Though many struggle to find the purpose of much contemporary art, Scottsdale Museum of Contemporary Art takes its mission as a truly-public, educational facility to heart in its every activity. Run as a public/private partnership under the Scottsdale Cultural Council, SMoCA offers an enormous array of programming to meet the needs of the diverse community it serves in the Valley.
Firstly, the Museum offers free admission every Thursday, and participates in the citywide weekly artwalk, making itself a constantly-available cultural resource, rather than existent only in a silo. Complimentary entry is also offered to attendees of the numerous annual festivals that take place in the adjacent Civic Center plaza. In these instances, SMoCA removes itself from the perceived ivory tower, and places itself on the level of all people with the ability to reach its doorstep.
In addition to free entry, SMoCA offers tours throughout each month directed to seniors and youth, respectively, making sure diverse demographics are able to see and understand the art on display at the museum. Events like this season's poetry and bike-art workshops specifically offer teens the opportunity to engage in artistic practice modeled after and in response to exhibits currently on display.

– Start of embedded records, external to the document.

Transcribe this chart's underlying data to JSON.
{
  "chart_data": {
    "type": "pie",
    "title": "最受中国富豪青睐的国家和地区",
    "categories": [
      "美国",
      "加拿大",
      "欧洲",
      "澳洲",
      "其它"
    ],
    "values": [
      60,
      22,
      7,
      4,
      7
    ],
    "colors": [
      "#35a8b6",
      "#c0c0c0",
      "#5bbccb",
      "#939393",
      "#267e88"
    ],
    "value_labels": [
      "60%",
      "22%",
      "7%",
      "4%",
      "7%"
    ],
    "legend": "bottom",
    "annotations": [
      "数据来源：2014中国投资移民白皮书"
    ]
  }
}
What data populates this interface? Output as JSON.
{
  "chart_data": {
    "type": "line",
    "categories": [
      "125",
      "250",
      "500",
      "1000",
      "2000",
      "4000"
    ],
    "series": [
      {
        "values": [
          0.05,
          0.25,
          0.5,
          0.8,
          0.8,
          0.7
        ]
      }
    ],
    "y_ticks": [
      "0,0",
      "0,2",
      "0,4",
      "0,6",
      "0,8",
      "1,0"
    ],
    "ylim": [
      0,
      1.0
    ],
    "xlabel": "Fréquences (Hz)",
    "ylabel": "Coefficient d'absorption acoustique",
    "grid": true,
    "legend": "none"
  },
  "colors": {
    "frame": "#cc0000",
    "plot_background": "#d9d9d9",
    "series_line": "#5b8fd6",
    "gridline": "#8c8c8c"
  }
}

Year-round, the Visions program visits high schools across the Valley to give teens the ability to create multimedia art, with the potential to have it displayed in the museum's student gallery, located inside the Scottsdale Center for the Performing Arts, next door to the museum.
Lastly, SMoCA offers programming diverse in both media and presentation, ensuring that all people can engage and find something valuable in the work they display. Video installations and sound pieces fill one room, while whimsical sculptures and drawings take over another; minimalist paintings and contemporary portraits take the wall in a single line, while looking-glasses peer into the wall in the next room.
While many view art (and especially contemporary art) as superfluous or non-essential, SMoCA emphatically makes the case for the opposite to be true.